Re: [slurm-users] [External] Hibernating a whole cluster

2023-02-07 Thread Sean Mc Grath
Hi Analabha,

Could you do something like create a daily reservation for 8 hours that starts 
at 9am, or whatever times work for you like the following untested command:

scontrol create reservation starttime=09:00:00 duration=8:00:00 nodecnt=1 
flags=daily ReservationName=daily

Daily option at https://slurm.schedmd.com/scontrol.html#OPT_DAILY

Some more possible helpful documentation at 
https://slurm.schedmd.com/reservations.html, search for "daily".

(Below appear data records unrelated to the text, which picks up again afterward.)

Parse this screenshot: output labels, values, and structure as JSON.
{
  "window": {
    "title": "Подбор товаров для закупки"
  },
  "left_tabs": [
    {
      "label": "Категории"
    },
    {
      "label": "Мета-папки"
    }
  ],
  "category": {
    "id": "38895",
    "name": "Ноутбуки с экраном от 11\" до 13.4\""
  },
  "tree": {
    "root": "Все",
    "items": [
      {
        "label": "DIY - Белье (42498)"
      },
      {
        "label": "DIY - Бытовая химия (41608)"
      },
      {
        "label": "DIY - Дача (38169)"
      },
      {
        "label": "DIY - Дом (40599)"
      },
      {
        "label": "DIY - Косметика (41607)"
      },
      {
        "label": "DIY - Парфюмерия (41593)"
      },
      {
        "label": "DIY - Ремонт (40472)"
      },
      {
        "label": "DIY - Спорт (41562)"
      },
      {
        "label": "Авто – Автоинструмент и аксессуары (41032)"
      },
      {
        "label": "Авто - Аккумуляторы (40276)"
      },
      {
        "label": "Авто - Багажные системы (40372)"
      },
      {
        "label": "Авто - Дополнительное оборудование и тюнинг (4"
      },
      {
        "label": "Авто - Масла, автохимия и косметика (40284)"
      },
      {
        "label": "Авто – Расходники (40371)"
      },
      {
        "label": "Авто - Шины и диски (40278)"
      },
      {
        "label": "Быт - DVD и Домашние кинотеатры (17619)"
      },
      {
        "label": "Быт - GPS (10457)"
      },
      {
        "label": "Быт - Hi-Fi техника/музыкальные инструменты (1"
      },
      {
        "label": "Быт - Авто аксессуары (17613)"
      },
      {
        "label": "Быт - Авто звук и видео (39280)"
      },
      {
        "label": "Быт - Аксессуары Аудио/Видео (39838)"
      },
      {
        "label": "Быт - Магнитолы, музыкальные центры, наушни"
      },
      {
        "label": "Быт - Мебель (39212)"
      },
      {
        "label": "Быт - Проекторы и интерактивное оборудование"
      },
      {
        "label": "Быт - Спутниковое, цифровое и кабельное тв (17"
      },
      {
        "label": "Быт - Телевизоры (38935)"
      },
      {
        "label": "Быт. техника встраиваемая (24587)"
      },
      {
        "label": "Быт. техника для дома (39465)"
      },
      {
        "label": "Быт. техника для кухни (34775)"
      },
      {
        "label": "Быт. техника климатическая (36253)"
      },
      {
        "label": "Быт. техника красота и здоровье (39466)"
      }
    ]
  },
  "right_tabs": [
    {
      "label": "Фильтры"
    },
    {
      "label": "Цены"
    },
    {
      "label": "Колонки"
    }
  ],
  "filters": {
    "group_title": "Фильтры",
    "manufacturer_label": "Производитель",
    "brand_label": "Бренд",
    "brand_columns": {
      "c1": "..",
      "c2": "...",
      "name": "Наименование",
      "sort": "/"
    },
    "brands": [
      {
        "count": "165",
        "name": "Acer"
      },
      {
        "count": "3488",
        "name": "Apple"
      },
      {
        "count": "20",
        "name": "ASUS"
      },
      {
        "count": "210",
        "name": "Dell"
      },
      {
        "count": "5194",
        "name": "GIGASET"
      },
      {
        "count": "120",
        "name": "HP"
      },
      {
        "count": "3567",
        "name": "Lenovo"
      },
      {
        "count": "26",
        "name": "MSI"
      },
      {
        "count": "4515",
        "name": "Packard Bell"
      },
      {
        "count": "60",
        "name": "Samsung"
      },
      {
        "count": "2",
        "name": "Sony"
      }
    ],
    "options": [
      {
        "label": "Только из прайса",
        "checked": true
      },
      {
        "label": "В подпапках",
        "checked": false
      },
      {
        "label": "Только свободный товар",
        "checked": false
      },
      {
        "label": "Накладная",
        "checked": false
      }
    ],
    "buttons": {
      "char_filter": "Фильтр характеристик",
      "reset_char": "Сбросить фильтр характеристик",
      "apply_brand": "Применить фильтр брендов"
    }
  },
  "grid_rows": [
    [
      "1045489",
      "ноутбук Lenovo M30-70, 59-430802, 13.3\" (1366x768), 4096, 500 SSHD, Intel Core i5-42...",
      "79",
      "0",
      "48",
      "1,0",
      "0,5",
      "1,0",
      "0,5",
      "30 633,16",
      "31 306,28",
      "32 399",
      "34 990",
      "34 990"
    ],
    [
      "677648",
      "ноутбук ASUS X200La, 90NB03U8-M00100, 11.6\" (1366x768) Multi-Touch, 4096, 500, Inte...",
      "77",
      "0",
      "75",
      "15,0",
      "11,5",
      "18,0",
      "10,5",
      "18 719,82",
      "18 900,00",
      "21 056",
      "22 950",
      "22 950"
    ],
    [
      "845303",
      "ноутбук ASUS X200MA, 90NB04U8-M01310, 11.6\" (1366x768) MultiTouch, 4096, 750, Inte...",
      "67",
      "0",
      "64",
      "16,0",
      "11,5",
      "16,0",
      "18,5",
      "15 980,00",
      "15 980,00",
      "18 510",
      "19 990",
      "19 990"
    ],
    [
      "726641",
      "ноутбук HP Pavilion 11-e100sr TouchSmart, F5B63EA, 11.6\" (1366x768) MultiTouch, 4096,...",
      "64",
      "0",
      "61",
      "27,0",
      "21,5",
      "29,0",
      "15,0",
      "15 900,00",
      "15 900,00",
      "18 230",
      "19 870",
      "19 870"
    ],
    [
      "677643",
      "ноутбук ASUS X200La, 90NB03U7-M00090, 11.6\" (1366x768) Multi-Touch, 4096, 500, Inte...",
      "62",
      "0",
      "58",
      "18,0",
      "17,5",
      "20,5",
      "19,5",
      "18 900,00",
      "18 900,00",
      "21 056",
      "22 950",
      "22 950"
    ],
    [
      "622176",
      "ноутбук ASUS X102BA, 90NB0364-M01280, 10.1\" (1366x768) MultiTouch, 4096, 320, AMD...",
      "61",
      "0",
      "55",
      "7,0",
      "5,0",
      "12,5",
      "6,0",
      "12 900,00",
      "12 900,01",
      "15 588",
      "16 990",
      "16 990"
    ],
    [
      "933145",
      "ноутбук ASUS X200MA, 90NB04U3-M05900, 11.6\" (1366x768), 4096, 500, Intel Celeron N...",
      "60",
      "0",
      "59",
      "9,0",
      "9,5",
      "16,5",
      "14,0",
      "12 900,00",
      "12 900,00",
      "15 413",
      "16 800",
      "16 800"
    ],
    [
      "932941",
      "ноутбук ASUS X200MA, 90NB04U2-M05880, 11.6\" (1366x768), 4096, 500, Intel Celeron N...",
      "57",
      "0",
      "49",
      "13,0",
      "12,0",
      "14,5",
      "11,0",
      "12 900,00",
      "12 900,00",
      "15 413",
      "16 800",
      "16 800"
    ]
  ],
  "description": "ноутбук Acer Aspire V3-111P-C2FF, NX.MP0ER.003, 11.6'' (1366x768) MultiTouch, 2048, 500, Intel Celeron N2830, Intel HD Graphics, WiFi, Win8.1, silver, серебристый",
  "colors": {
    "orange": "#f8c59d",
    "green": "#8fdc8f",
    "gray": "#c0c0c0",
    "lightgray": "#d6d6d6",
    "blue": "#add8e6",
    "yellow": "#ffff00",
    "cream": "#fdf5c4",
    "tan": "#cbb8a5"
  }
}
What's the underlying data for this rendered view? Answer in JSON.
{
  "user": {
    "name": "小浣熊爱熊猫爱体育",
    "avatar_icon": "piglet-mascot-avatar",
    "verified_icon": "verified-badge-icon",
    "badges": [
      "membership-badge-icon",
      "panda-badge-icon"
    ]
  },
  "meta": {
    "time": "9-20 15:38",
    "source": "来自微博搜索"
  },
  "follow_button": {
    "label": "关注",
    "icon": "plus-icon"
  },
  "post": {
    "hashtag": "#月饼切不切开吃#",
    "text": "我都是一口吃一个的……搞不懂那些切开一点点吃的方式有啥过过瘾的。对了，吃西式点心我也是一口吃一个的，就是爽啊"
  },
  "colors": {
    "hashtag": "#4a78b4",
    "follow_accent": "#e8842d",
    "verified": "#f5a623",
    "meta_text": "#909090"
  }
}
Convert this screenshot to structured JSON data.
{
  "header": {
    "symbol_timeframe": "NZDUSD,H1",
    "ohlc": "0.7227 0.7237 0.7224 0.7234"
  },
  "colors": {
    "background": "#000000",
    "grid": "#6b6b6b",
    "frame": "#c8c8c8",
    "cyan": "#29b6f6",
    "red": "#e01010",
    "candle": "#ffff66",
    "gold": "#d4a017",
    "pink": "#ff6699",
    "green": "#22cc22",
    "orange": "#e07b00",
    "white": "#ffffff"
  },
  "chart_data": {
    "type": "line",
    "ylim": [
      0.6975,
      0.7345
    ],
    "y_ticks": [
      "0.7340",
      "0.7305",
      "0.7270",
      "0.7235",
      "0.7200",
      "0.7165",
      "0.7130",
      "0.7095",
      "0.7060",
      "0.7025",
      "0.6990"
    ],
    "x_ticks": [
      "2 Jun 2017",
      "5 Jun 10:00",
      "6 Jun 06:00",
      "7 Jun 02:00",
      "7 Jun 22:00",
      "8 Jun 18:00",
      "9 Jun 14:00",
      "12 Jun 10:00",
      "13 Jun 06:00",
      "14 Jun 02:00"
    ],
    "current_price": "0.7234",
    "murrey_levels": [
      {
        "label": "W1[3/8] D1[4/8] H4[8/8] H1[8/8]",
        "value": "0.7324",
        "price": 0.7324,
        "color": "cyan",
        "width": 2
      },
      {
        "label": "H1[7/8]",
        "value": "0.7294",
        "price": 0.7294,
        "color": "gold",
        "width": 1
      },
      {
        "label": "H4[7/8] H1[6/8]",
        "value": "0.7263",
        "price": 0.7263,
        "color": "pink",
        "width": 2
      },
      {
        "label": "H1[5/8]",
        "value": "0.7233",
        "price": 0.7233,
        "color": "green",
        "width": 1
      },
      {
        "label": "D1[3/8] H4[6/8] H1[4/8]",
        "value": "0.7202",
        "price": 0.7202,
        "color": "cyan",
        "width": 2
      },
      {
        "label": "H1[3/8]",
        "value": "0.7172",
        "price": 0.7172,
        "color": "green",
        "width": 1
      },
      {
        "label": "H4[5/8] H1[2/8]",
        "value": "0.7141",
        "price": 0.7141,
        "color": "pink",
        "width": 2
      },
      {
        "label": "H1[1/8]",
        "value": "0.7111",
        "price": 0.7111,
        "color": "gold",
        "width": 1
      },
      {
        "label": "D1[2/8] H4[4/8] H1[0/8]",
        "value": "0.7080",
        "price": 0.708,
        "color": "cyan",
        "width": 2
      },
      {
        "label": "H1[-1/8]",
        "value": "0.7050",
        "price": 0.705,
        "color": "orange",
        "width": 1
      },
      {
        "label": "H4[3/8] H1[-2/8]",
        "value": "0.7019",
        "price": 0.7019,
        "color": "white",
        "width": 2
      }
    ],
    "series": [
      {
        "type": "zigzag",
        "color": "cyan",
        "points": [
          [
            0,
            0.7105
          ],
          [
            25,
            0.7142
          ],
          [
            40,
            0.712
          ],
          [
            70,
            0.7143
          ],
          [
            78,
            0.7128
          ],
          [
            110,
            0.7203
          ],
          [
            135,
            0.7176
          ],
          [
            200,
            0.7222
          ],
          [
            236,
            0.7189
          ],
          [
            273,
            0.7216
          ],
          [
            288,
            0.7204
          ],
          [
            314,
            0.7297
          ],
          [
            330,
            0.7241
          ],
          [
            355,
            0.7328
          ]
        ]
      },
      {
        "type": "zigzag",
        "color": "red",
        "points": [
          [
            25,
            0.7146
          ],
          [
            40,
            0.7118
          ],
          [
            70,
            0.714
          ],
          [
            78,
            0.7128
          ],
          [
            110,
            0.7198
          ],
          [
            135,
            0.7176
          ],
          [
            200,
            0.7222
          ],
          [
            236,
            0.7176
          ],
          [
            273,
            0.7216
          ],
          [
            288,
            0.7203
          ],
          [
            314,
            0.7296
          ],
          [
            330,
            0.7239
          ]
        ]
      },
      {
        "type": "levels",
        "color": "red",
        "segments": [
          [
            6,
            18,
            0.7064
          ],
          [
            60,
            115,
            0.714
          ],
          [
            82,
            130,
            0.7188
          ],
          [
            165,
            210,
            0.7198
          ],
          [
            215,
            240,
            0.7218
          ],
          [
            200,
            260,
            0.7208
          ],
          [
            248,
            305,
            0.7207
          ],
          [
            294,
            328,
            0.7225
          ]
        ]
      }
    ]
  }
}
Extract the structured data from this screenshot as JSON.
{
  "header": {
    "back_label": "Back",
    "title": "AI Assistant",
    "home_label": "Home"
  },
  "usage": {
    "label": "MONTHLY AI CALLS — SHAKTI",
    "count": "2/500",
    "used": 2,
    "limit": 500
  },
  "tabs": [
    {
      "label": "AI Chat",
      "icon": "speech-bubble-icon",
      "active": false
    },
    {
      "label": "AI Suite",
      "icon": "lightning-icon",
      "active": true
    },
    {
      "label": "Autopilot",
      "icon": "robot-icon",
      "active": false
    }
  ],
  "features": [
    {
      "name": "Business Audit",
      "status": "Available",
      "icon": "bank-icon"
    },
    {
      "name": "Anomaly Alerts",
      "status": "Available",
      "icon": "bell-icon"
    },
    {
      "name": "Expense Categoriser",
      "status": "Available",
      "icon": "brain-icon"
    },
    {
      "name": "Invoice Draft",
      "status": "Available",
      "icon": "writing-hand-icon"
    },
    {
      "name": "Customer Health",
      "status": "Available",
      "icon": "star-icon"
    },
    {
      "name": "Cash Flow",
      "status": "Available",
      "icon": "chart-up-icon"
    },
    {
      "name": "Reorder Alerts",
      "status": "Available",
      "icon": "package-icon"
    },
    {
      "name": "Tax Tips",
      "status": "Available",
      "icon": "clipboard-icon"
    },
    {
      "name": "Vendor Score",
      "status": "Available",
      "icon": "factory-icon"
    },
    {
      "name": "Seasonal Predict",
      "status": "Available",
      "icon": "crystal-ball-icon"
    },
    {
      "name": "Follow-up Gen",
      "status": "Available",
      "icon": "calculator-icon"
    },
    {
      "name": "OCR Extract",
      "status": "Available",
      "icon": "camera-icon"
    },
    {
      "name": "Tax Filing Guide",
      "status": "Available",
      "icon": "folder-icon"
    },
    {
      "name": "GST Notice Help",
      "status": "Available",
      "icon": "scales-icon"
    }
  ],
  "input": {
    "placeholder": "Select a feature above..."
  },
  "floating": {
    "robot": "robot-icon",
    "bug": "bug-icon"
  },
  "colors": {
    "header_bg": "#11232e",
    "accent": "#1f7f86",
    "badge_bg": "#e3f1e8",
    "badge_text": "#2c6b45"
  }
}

My idea being that jobs can only run in that reservation, (that would have to 
be configured separately, not sure how from the top of my head), which is only 
active during the times you want the node to be working. So the cronjob that 
hibernates/shuts it down will do so when there are no jobs running. At least in 
theory.

Hope that helps.

Sean

---
Sean McGrath
Senior Systems Administrator, IT Services


From: slurm-users  on behalf of Analabha 
Roy 
Sent: Tuesday 7 February 2023 10:05
To: Slurm User Community List 
Subject: Re: [slurm-users] [External] Hibernating a whole cluster

Hi,

Thanks. I had read the Slurm Power Saving Guide before. I believe the configs 
enable slurmctld to check other nodes for idleness and suspend/resume them. 
Slurmctld must run on a separate, always-on server for this to work, right?

My issue might be a little different. I literally have only one node that runs 
everything: slurmctld, slurmd, slurmdbd, everything.

This node must be set to "sudo systemctl hibernate"after business hours, 
regardless of whether jobs are queued or running. The next business day, it can 
be switched on manually.

systemctl hibernate is supposed to save the entire run state of the sole node 
to swap and poweroff. When powered on again, it should restore everything to 
its previous running state.

When the job queue is empty, this works well. I'm not sure how well this 
hibernate/resume will work with running jobs and would appreciate any 
suggestions or insights.

AR


On Tue, 7 Feb 2023 at 01:39, Florian Zillner 
mailto:fzill...@lenovo.com>> wrote:
Hi,

follow this guide: https://slurm.schedmd.com/power_save.html

Create poweroff / poweron scripts and configure slurm to do the poweroff after 
X minutes. Works well for us. Make sure to set an appropriate time 
(ResumeTimeout) to allow the node to come back to service.
Note that we did not achieve good power saving with suspending the nodes, 
powering them off and on saves way more power. The downside is it takes ~ 5 
mins to resume (= power on) the nodes when needed.

Cheers,
Florian

From: slurm-users 
mailto:slurm-users-boun...@lists.schedmd.com>>
 on behalf of Analabha Roy 
mailto:hariseldo...@gmail.com>>
Sent: Monday, 6 February 2023 18:21
To: slurm-users@lists.schedmd.com<mailto:slurm-users@lists.schedmd.com> 
mailto:slurm-users@lists.schedmd.com>>
Subject: [External] [slurm-users] Hibernating a whole cluster

Hi,

I've just finished  setup of a single node "cluster" with slurm on ubuntu 
20.04. Infrastructural limitations  prevent me from running it 24/7, and it's 
only powered on during business hours.


Currently, I have a cron job running that hibernates that sole node before 
closing time.

The hibernation is done with standard systemd, and hibernates to the swap 
partition.

 I have not run any lengthy slurm jobs on it yet. Before I do, can I get some 
thoughts on a couple of things?

If it hibernated when slurm still had jobs running/queued, would they resume 
properly when the machine powers back on?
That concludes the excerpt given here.